Je détalais à toute vitesse, prenant mes jambes à son cou. Mon frère me rattrapa très vite : « Viens là, Flore, donne moi cette pomme que tu caches derrière ton dos afin que je la lui rende. Te rends-tu compte que tu deviens une voleuse ? Que va dire mère ? J’ai honte de toi ! ». Ma joue reçut sa main. Une vraie course poursuite s'engagea, et je devins pour le reste de la journée, l'enfant isolé de la famille. Le cœur de ma tendre maman me pardonna, enfin, dans la soirée. Dix huit heures sonna, c’était l’heure de se laver. Manouska se munissait d'une grande cuvette en inox, remplie d’eau, qu’elle avait pris grand soin auparavant de faire bouillir, et la déposait à même le sol, dans la petite cuisine : « Aujourd’hui, ce sera le tour d’abord de Zina, puis d’Eva et de toi Enrike, et puisque Flore nous a fait des bêtises, elle passera la dernière ». Je n’aimais pas être la dernière, l’eau devenait froide et sale et le dernier devait aidait maman à porter la cuvette, étant trop lourde à porter seule.

      Assis sur un tabouret, nous attendions notre tour, sagement. Manouska frottait nos corps avec un gros savon noir, frictionnait nos dos de tout son amour. Avec une unique serviette de bain un peu râpeuse et vieillie par le temps, elle nous séchait. Elle semblait heureuse, la mère, sa voix était tellement claire et si apaisante.

      — Enrike, tu fais toujours pipi au lit, rien ne va avec toi. Te rends tu compte du travail supplémentaire que tu me donnes à chaque fois que de laver tes draps à la main dans la grande bassine ?  Tu seras toujours la risée de tes sœurs, et elles auront raison de se moquer de toi ! Mais quand te lèveras-tu de ton lit mouillé? Interrogeait-elle, d’une voix calme et aimante.

      Il grinçait des dents à chaque passage du gant de crin, alors que nous, ses sœurs, riions! C'était devenu un vrai rituel. Lorsqu’il faisait beau temps, le petit jardin se transformait en salle d'eau, un endroit agréable où j’adorais flâner, sentir les feuilles et les fleurs et se rouler dans l'herbe. Les jeux de cache-cache ou chat perché ravissaient le cœur de la maisonnée. Les mots de mamounette résonnaient avec douceur. C’était notre joie, notre rayon de soleil. Ses moindres gestes devenaient figures de ballets. Je la suivais, je l’admirais. J’étais comme son ombre. Je ne voulais jamais m’en séparer. Notre mère disait souvent que j’étais la plus collante, la plus dégourdie, mais la plus affectueuse de ses filles.

      Nous l'aidions de notre mieux dans  les tâches quotidiennes qui n'étaient pas notre fort. Nous étions près d'elle, discutant avec elle, lui posant tout plein de questions lorsque Manouska lavait notre linge. Moi, Flore, je m'accrochais à ses jupons, aimant l’odeur de la lessive, et surtout les bulles qu’elle faisait exprès de laisser échapper. Je les rattrapais en se hissant sur le petit tabouret tout en riant, ma tendre mère m’aspergeait avec tendresse. J’étais toujours prête à me rendre utile pour elle.

 

Un klaxon  retentit dans la rue, elle laissa tomber son ouvrage.

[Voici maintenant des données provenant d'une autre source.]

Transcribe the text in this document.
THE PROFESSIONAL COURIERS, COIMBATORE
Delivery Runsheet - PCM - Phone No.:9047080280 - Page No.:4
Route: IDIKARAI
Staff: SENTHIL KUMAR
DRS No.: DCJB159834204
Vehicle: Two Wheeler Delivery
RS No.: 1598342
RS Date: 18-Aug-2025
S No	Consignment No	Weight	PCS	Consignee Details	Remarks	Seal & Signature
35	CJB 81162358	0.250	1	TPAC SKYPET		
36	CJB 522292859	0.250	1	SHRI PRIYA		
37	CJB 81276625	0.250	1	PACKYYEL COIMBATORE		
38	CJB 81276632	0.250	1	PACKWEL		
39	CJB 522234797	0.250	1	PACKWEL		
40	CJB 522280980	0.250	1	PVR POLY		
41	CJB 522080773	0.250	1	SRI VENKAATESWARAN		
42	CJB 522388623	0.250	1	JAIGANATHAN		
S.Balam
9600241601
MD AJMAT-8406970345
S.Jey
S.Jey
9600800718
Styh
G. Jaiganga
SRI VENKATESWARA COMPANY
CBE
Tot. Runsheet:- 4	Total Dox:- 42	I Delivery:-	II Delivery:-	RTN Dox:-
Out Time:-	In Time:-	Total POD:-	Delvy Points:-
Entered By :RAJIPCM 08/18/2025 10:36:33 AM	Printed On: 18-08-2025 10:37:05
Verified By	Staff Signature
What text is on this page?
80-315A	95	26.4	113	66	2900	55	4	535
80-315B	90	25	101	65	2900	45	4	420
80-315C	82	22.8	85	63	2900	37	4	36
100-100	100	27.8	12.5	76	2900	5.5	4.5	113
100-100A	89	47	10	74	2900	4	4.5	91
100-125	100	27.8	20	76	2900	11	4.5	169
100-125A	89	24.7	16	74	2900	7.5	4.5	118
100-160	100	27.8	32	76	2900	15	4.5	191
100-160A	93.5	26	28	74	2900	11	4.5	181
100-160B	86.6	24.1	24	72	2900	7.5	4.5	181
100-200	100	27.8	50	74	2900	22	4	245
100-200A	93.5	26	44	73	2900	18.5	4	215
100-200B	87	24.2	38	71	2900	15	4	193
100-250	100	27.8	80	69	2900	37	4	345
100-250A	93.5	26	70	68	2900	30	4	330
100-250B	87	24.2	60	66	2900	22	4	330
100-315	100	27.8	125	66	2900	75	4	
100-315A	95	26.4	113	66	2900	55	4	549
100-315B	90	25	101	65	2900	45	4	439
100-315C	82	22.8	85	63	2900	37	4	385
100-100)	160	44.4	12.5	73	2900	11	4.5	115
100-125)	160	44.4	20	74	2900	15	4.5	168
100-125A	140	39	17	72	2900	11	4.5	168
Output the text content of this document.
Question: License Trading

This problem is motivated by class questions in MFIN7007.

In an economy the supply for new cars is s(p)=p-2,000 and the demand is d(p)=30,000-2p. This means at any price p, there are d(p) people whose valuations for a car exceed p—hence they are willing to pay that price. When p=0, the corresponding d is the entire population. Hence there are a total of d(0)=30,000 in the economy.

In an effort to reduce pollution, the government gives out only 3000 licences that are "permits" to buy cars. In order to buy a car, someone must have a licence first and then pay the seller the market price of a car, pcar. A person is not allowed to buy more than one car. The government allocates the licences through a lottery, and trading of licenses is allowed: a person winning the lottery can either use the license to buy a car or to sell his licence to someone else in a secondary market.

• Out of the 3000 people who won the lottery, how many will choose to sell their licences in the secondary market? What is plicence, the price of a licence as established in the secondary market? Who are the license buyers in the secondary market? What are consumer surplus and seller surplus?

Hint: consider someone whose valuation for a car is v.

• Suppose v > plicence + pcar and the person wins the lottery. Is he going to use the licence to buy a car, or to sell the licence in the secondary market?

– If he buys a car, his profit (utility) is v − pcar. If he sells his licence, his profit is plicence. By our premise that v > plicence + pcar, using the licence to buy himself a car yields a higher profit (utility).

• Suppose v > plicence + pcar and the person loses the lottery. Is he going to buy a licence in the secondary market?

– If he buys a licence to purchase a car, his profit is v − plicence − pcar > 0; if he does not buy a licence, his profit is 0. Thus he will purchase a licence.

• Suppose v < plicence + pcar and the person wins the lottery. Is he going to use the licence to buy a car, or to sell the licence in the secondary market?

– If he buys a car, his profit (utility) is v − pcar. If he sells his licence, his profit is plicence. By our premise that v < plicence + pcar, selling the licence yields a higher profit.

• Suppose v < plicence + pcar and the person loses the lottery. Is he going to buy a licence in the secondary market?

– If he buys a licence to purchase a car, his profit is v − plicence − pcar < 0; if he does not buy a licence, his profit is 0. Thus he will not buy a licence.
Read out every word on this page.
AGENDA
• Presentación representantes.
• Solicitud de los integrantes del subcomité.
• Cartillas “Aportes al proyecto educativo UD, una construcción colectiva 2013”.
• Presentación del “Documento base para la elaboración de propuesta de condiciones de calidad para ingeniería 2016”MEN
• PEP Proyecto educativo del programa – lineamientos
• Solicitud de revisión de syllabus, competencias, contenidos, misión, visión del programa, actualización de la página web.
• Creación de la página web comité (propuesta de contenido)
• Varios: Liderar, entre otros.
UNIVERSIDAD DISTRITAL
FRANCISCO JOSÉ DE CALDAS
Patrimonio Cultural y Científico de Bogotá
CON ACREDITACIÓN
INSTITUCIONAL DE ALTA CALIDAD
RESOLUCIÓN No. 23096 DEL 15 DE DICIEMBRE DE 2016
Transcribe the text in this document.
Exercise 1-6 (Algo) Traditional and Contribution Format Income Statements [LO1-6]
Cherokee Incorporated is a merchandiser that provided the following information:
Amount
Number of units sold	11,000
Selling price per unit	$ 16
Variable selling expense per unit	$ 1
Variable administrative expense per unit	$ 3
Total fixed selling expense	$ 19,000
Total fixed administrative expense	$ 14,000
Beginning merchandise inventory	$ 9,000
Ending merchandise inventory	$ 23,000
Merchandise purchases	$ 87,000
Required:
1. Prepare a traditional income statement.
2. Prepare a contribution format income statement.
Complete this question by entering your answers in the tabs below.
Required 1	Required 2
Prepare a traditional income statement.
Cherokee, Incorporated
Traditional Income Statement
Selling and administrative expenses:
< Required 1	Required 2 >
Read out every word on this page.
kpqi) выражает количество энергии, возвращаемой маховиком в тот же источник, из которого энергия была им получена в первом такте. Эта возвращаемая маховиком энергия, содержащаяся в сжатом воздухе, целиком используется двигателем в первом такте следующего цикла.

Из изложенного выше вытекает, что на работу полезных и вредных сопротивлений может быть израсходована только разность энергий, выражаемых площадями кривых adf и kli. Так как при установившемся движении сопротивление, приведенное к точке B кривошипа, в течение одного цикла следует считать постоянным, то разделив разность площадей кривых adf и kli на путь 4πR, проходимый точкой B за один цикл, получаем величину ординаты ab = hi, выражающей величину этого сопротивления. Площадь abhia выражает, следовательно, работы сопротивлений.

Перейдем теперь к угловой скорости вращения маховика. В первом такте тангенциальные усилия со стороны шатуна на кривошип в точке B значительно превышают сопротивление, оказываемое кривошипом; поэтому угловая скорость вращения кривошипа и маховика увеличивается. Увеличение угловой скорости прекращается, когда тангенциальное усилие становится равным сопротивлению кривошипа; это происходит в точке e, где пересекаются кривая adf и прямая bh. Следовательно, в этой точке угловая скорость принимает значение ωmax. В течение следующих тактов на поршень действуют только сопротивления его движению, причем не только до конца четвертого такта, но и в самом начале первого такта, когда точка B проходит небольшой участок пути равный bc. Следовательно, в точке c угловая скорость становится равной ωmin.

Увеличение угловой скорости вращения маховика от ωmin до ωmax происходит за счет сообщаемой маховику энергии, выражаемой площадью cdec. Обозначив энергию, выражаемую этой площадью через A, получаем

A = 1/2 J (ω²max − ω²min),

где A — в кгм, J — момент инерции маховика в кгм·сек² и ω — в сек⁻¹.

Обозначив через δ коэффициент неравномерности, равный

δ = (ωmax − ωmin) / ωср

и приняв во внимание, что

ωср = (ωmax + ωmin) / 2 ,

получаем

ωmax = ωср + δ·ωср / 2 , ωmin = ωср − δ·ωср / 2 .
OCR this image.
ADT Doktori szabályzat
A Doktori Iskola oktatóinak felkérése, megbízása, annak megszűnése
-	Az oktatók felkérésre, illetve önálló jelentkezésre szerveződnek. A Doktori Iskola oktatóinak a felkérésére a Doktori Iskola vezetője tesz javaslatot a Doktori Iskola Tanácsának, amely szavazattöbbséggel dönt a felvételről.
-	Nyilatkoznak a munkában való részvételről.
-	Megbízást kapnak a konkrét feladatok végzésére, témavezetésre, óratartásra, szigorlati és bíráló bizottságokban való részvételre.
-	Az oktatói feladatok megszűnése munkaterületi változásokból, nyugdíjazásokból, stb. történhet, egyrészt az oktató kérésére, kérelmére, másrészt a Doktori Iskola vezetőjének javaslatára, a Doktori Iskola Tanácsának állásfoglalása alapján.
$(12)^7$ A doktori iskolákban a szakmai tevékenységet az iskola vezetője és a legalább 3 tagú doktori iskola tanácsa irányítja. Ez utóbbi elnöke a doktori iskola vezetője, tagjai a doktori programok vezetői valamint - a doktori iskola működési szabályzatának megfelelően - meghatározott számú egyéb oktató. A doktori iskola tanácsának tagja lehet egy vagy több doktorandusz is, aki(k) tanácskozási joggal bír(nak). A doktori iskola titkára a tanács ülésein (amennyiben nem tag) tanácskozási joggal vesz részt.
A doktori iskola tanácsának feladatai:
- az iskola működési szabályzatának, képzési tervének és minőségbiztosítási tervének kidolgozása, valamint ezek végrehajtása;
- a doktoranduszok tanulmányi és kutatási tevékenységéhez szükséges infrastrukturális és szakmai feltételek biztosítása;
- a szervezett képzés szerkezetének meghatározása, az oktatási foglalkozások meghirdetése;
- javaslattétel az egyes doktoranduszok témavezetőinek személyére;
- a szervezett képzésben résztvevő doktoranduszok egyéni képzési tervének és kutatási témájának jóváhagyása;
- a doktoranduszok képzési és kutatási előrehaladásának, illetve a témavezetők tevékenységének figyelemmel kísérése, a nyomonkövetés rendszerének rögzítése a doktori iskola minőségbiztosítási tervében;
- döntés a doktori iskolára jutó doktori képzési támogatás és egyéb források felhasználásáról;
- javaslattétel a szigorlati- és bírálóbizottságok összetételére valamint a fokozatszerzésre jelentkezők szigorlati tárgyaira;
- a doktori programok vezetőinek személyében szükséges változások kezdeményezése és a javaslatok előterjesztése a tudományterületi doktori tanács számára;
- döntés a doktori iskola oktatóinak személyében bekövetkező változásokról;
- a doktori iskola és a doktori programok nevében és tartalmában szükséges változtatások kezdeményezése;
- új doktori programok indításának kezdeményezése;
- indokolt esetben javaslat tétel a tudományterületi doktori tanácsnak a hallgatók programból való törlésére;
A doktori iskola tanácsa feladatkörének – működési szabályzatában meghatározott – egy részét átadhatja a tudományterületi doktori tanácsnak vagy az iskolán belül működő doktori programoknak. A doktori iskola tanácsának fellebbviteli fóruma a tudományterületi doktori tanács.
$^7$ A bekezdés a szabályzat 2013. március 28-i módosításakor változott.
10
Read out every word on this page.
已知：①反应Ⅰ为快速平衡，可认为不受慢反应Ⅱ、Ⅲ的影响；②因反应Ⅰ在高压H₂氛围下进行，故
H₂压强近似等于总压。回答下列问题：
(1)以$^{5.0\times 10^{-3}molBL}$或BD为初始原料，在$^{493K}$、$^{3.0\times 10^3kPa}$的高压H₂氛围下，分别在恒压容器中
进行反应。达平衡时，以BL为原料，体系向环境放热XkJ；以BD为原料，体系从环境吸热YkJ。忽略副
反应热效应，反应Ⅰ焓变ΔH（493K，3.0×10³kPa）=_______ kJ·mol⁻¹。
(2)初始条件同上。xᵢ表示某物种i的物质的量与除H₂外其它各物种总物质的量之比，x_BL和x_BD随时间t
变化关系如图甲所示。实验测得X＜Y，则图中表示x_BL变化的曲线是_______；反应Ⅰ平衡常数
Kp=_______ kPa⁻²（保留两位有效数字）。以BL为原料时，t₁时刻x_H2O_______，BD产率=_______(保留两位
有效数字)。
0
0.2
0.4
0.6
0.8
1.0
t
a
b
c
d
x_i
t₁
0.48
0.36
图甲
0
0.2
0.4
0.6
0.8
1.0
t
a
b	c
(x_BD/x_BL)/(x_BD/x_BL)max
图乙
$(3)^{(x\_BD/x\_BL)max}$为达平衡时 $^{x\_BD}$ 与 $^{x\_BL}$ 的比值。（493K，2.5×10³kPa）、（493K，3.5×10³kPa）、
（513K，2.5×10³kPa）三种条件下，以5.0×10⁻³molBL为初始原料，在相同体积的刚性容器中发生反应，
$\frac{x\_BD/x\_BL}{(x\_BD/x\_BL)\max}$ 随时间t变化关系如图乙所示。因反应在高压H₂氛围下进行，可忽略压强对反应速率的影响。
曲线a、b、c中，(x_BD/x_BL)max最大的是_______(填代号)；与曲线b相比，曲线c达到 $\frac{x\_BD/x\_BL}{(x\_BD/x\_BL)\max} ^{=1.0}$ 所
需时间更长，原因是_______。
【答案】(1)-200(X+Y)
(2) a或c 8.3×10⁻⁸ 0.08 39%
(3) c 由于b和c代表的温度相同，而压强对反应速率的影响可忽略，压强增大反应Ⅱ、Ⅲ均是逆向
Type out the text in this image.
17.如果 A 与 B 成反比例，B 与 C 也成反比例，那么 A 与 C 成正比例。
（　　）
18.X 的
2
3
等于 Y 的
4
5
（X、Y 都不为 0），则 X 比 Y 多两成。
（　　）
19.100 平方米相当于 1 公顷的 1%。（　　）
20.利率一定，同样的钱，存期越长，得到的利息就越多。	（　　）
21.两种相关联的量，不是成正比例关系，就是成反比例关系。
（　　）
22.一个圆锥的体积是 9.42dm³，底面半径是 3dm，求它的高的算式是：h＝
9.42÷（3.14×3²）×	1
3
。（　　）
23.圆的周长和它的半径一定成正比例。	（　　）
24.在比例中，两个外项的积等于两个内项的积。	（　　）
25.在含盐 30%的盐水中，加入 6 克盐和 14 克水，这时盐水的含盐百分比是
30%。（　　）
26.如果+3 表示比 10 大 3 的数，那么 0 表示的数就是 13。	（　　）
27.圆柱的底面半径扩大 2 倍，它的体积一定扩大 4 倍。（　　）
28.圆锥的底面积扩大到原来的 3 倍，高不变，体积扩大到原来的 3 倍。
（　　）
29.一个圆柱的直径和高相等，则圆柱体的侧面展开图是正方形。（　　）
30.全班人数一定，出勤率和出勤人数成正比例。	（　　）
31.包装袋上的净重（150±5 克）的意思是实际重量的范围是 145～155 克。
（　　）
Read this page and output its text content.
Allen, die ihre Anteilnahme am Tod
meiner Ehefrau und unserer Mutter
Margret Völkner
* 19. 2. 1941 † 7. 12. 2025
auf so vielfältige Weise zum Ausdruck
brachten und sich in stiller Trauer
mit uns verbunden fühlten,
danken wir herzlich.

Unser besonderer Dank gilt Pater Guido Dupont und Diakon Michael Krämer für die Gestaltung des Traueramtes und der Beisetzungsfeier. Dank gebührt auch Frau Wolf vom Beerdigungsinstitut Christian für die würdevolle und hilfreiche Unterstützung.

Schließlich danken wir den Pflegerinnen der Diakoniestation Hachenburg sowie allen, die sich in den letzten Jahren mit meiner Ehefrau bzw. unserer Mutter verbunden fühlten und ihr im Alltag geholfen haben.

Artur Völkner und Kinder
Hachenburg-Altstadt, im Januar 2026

      — Surveille l’eau, Flore, c’est monsieur Martin qui nous apporte des nouvelles. Je reviens. Soyez sage. 

      Circulant à bicyclette, de portes à portes, de sonnettes en sonnettes, le colporteur nous proposait des revues et des queues de lapins. Il marquait toujours sa présence au portail d'un coup de sifflet, sa mère le guettait avec impatience. D’un geste rapide, elle renversait sa tête tout en ébouriffant ses cheveux roux. Telle une crinière au vent.

      — Madame Crespin ! Que vous voilà bien rayonnante ! J’ai pensé qu’une livre de beurre vous plairait en plus des lapins habituels. 

      — Parlons doucement, les enfants nous entendent et nous surveillent derrière la haie. J’ai quelques couteaux à vous donner.

      Manouska avait tout préparé sous son grand tablier blanc.

      — Bien, joli l’dame. Voyons, quelles sont les nouvelles... J’ai choisi de vous parler de Ben Hur. Je ne l’ai pas vu à sa sortie, mais là il le rediffusait, alors j’en ai profité et je l’ai tellement aimé que je n’ai résisté à le revoir ! Déjà à sa deuxième sortie en 1959, il avait remporté trois oscars au festival de Cannes : meilleur Acteur pour le beau Charlton Heston, meilleur film et meilleur réalisateur. Vous le verriez ce Charlton Heston, vous en tomberiez amoureuse ! Il est dans ce rôle à vous faire rêver. 

      — Vous aiguisez bien les couteaux, j’avoue qu’aussi ma curiosité, racontez moi ! 

      — Ah ! Je ne peux pas tout vous dire, cela se situe au temps de Rome, de Jules César, de Jésus Christ, une grande saga, dit-on. Un film avec des milliers de personnages. Et les costumes, faut voir ! Que du grandiose, il parait. J’ai aussi une autre nouvelle qui vous fera grand plaisir, madame Crespin. Vous souvenez vous de votre amie Céline ?

      — Oui, oui, répondit-elle avec une certaine impatience.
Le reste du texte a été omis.